There wasn't much to do for the next few hours besides blow out the candles once it became daylight. When lunchtime rolled around, Christine let Jake help her with making instant ramen after she found an emergency gas stove in one of the cabinets, most likely as a distraction for him. The rest of them pretended not to notice the suspecting glances they caught the others making as they waited for their food. They all tried to pass the time for the rest of the day, but no one was up for any games or conversation. Jeremy just stared out the window for longer than he ever had. Dinner came by too quickly, and Christine made tea along with some chips they'd stocked up on.

She, Jeremy, and Michael didn't have much appetite and volunteered to set up the living room for the night. They held quiet conversation as they moved the furniture, heads bowed and hearts aching. The day had gone by so fast, yet so slow. No one was sure what to do.

“We have to find a motive,” Michael insisted as he carried a rocking chair to lean against the wall. Jeremy carried the other one and peeked out the window when he got the chance. The rain had almost let up a few times during the day, but never quite stopped. He was glad the cabin was built on a porch. “Whoever did it put so much work into it. It's like they planned it out from the beginning.”

“Thing is, Rich was the most excited for this trip. He even hyped up the basement, which, by the way, has gotta be super flooded by now,” Jeremy said, tossing some of the couch’s throw pillows onto the floor in case someone wanted to use them to sleep on. He bent down and hooked his hands beneath the loveseat as Michael did the same, and the two of them lifted at the same time and set it down a few feet back. They repeated this with the other loveseat, then Michael and Christine grabbed both ends of the coffee table. “They probably underestimated how happy he'd be here. No one wants to die on vacation.”

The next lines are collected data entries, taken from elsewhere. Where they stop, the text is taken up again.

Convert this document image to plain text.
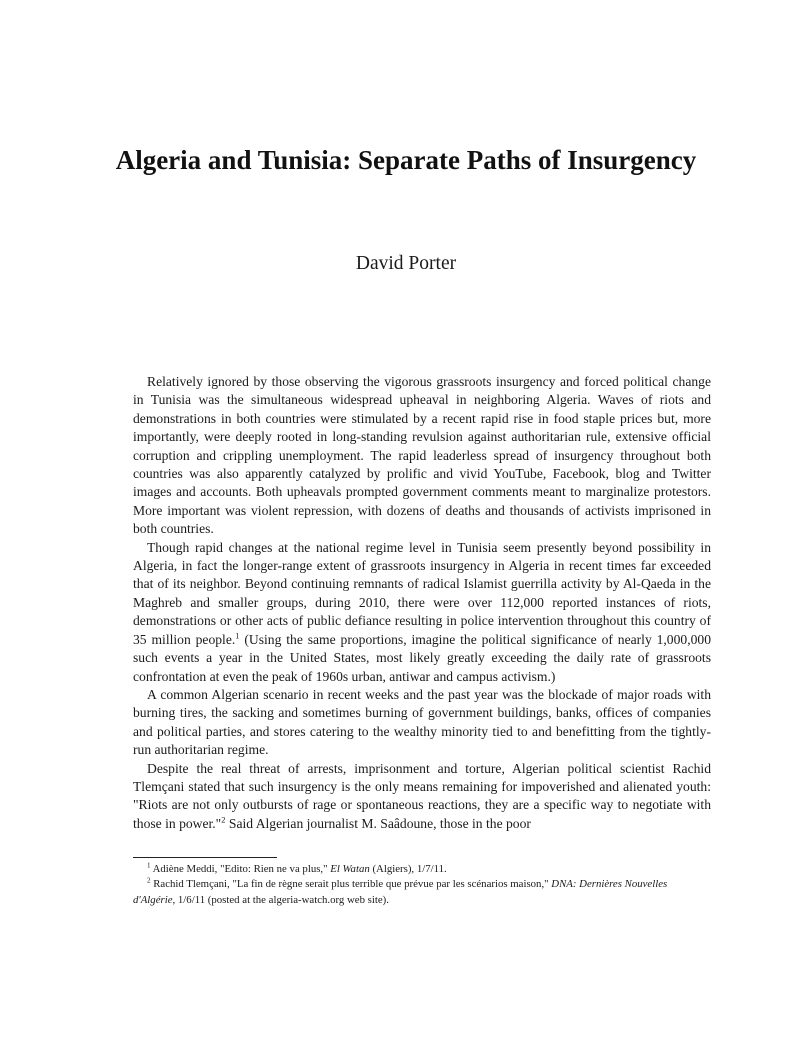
Algeria and Tunisia: Separate Paths of Insurgency
David Porter

Relatively ignored by those observing the vigorous grassroots insurgency and forced political change in Tunisia was the simultaneous widespread upheaval in neighboring Algeria. Waves of riots and demonstrations in both countries were stimulated by a recent rapid rise in food staple prices but, more importantly, were deeply rooted in long-standing revulsion against authoritarian rule, extensive official corruption and crippling unemployment. The rapid leaderless spread of insurgency throughout both countries was also apparently catalyzed by prolific and vivid YouTube, Facebook, blog and Twitter images and accounts. Both upheavals prompted government comments meant to marginalize protestors. More important was violent repression, with dozens of deaths and thousands of activists imprisoned in both countries.

Though rapid changes at the national regime level in Tunisia seem presently beyond possibility in Algeria, in fact the longer-range extent of grassroots insurgency in Algeria in recent times far exceeded that of its neighbor. Beyond continuing remnants of radical Islamist guerrilla activity by Al-Qaeda in the Maghreb and smaller groups, during 2010, there were over 112,000 reported instances of riots, demonstrations or other acts of public defiance resulting in police intervention throughout this country of 35 million people.$^1$ (Using the same proportions, imagine the political significance of nearly 1,000,000 such events a year in the United States, most likely greatly exceeding the daily rate of grassroots confrontation at even the peak of 1960s urban, antiwar and campus activism.)

A common Algerian scenario in recent weeks and the past year was the blockade of major roads with burning tires, the sacking and sometimes burning of government buildings, banks, offices of companies and political parties, and stores catering to the wealthy minority tied to and benefitting from the tightly-run authoritarian regime.

Despite the real threat of arrests, imprisonment and torture, Algerian political scientist Rachid Tlemçani stated that such insurgency is the only means remaining for impoverished and alienated youth: "Riots are not only outbursts of rage or spontaneous reactions, they are a specific way to negotiate with those in power."$^2$ Said Algerian journalist M. Saâdoune, those in the poor

$^1$ Adiène Meddi, "Edito: Rien ne va plus," El Watan (Algiers), 1/7/11.

$^2$ Rachid Tlemçani, "La fin de règne serait plus terrible que prévue par les scénarios maison," DNA: Dernières Nouvelles d'Algérie, 1/6/11 (posted at the algeria-watch.org web site).
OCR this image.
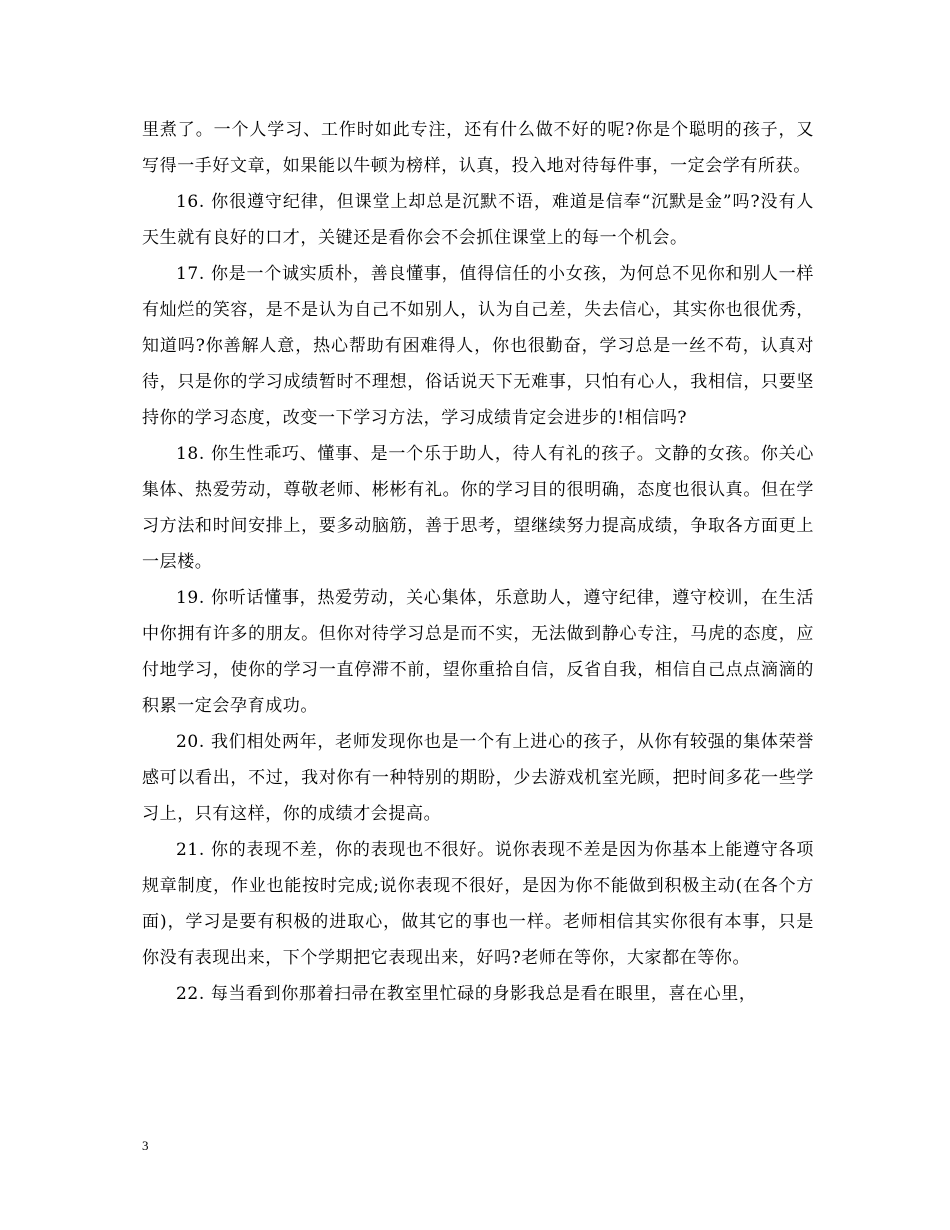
里煮了。一个人学习、工作时如此专注，还有什么做不好的呢?你是个聪明的孩子，又写得一手好文章，如果能以牛顿为榜样，认真，投入地对待每件事，一定会学有所获。

16. 你很遵守纪律，但课堂上却总是沉默不语，难道是信奉“沉默是金”吗?没有人天生就有良好的口才，关键还是看你会不会抓住课堂上的每一个机会。

17. 你是一个诚实质朴，善良懂事，值得信任的小女孩，为何总不见你和别人一样有灿烂的笑容，是不是认为自己不如别人，认为自己差，失去信心，其实你也很优秀，知道吗?你善解人意，热心帮助有困难得人，你也很勤奋，学习总是一丝不苟，认真对待，只是你的学习成绩暂时不理想，俗话说天下无难事，只怕有心人，我相信，只要坚持你的学习态度，改变一下学习方法，学习成绩肯定会进步的!相信吗?

18. 你生性乖巧、懂事、是一个乐于助人，待人有礼的孩子。文静的女孩。你关心集体、热爱劳动，尊敬老师、彬彬有礼。你的学习目的很明确，态度也很认真。但在学习方法和时间安排上，要多动脑筋，善于思考，望继续努力提高成绩，争取各方面更上一层楼。

19. 你听话懂事，热爱劳动，关心集体，乐意助人，遵守纪律，遵守校训，在生活中你拥有许多的朋友。但你对待学习总是而不实，无法做到静心专注，马虎的态度，应付地学习，使你的学习一直停滞不前，望你重拾自信，反省自我，相信自己点点滴滴的积累一定会孕育成功。

20. 我们相处两年，老师发现你也是一个有上进心的孩子，从你有较强的集体荣誉感可以看出，不过，我对你有一种特别的期盼，少去游戏机室光顾，把时间多花一些学习上，只有这样，你的成绩才会提高。

21. 你的表现不差，你的表现也不很好。说你表现不差是因为你基本上能遵守各项规章制度，作业也能按时完成;说你表现不很好，是因为你不能做到积极主动(在各个方面)，学习是要有积极的进取心，做其它的事也一样。老师相信其实你很有本事，只是你没有表现出来，下个学期把它表现出来，好吗?老师在等你，大家都在等你。

22. 每当看到你那着扫帚在教室里忙碌的身影我总是看在眼里，喜在心里，

3
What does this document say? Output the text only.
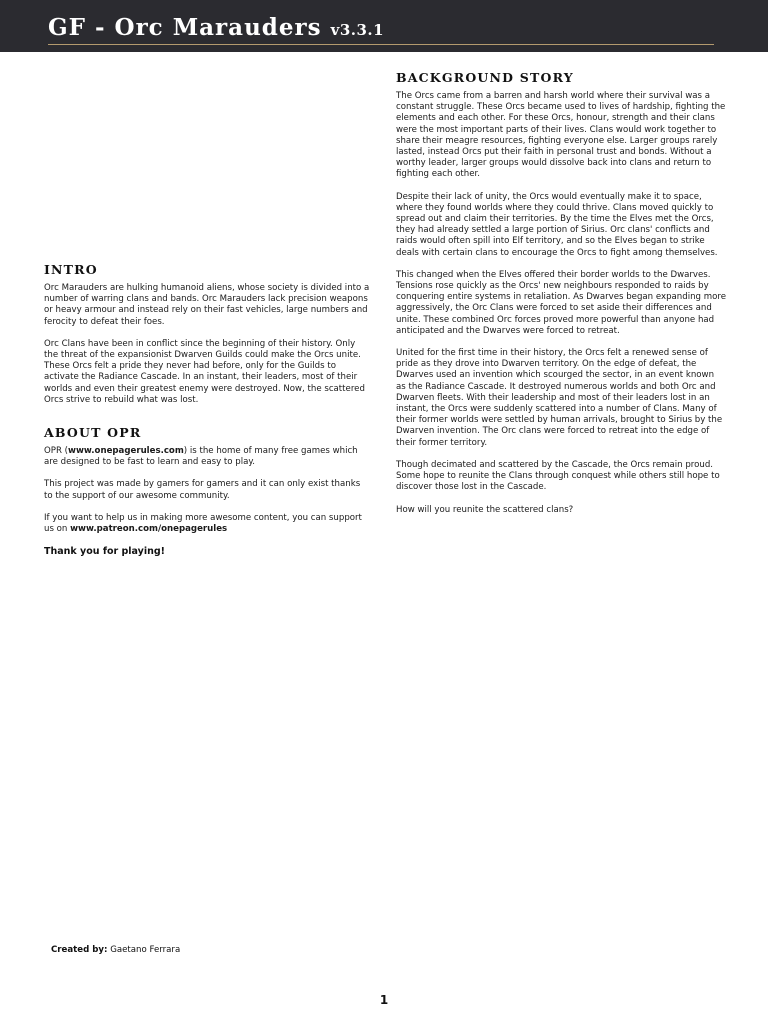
GF - Orc Marauders v3.3.1
INTRO

Orc Marauders are hulking humanoid aliens, whose society is divided into a number of warring clans and bands. Orc Marauders lack precision weapons or heavy armour and instead rely on their fast vehicles, large numbers and ferocity to defeat their foes.

Orc Clans have been in conflict since the beginning of their history. Only the threat of the expansionist Dwarven Guilds could make the Orcs unite. These Orcs felt a pride they never had before, only for the Guilds to activate the Radiance Cascade. In an instant, their leaders, most of their worlds and even their greatest enemy were destroyed. Now, the scattered Orcs strive to rebuild what was lost.

ABOUT OPR

OPR (www.onepagerules.com) is the home of many free games which are designed to be fast to learn and easy to play.

This project was made by gamers for gamers and it can only exist thanks to the support of our awesome community.

If you want to help us in making more awesome content, you can support us on www.patreon.com/onepagerules

Thank you for playing!

BACKGROUND STORY

The Orcs came from a barren and harsh world where their survival was a constant struggle. These Orcs became used to lives of hardship, fighting the elements and each other. For these Orcs, honour, strength and their clans were the most important parts of their lives. Clans would work together to share their meagre resources, fighting everyone else. Larger groups rarely lasted, instead Orcs put their faith in personal trust and bonds. Without a worthy leader, larger groups would dissolve back into clans and return to fighting each other.

Despite their lack of unity, the Orcs would eventually make it to space, where they found worlds where they could thrive. Clans moved quickly to spread out and claim their territories. By the time the Elves met the Orcs, they had already settled a large portion of Sirius. Orc clans' conflicts and raids would often spill into Elf territory, and so the Elves began to strike deals with certain clans to encourage the Orcs to fight among themselves.

This changed when the Elves offered their border worlds to the Dwarves. Tensions rose quickly as the Orcs' new neighbours responded to raids by conquering entire systems in retaliation. As Dwarves began expanding more aggressively, the Orc Clans were forced to set aside their differences and unite. These combined Orc forces proved more powerful than anyone had anticipated and the Dwarves were forced to retreat.

United for the first time in their history, the Orcs felt a renewed sense of pride as they drove into Dwarven territory. On the edge of defeat, the Dwarves used an invention which scourged the sector, in an event known as the Radiance Cascade. It destroyed numerous worlds and both Orc and Dwarven fleets. With their leadership and most of their leaders lost in an instant, the Orcs were suddenly scattered into a number of Clans. Many of their former worlds were settled by human arrivals, brought to Sirius by the Dwarven invention. The Orc clans were forced to retreat into the edge of their former territory.

Though decimated and scattered by the Cascade, the Orcs remain proud. Some hope to reunite the Clans through conquest while others still hope to discover those lost in the Cascade.

How will you reunite the scattered clans?

Created by: Gaetano Ferrara
1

“I don't know about you guys,” Christine said, huffing as she lifted the table carefully, “but to me, that means Brooke and Chloe are off the table. They were just as excited as Rich, even if they didn't outwardly show as much enthusiasm.” She and Michael set the table against the wall, near the rocking chairs. Jeremy was able to move the lamps and the stands they were on by himself, getting them out of the way to make a big space for everyone. Two people would probably want to sleep on the loveseats. Michael was skeptical and looked at Christine like he was trying to figure out whether she was guilty or not, right on the spot. The girl didn't seem to notice or care.

“We don't know who might be putting up their act. Everyone is acting like they're expected to. They're in shock, or they're suspicious, or they're a complete mess. One of them is lying, trying to mimic the behavior of mourning to cover their tracks. They didn't prepare for everyone to realize this was a homicide. They should be caught off guard.” Jeremy was only silent for a moment before coming up with an idea.

“Then let's take advantage of that,” he said, gathering the pair's attention. “We-We can ask questions. While they're still scrambling to hide everything. Maybe we can find inconsistencies in stories, maybe ask everyone individually and see if everything lines up with their roommate.” Christine and Michael looked at each other, then back at Jeremy. He hated to put himself on the spot, but at least it was in front of the two people he trusted the most in his friend group.

“What about Jake?” Michael asked. The other two knew what he was going to say before he even said it. “How can we account for him?” They took a few moments to think. Rich might have been his best friend, but that didn't mean Jake was off the hook. They didn't want to say it out loud, but he was a big suspect.

“We can't,” Jeremy concluded, fiddling with the hem of his shirt.

“Then I guess we know who we're interrogating first,” Christine said solemnly.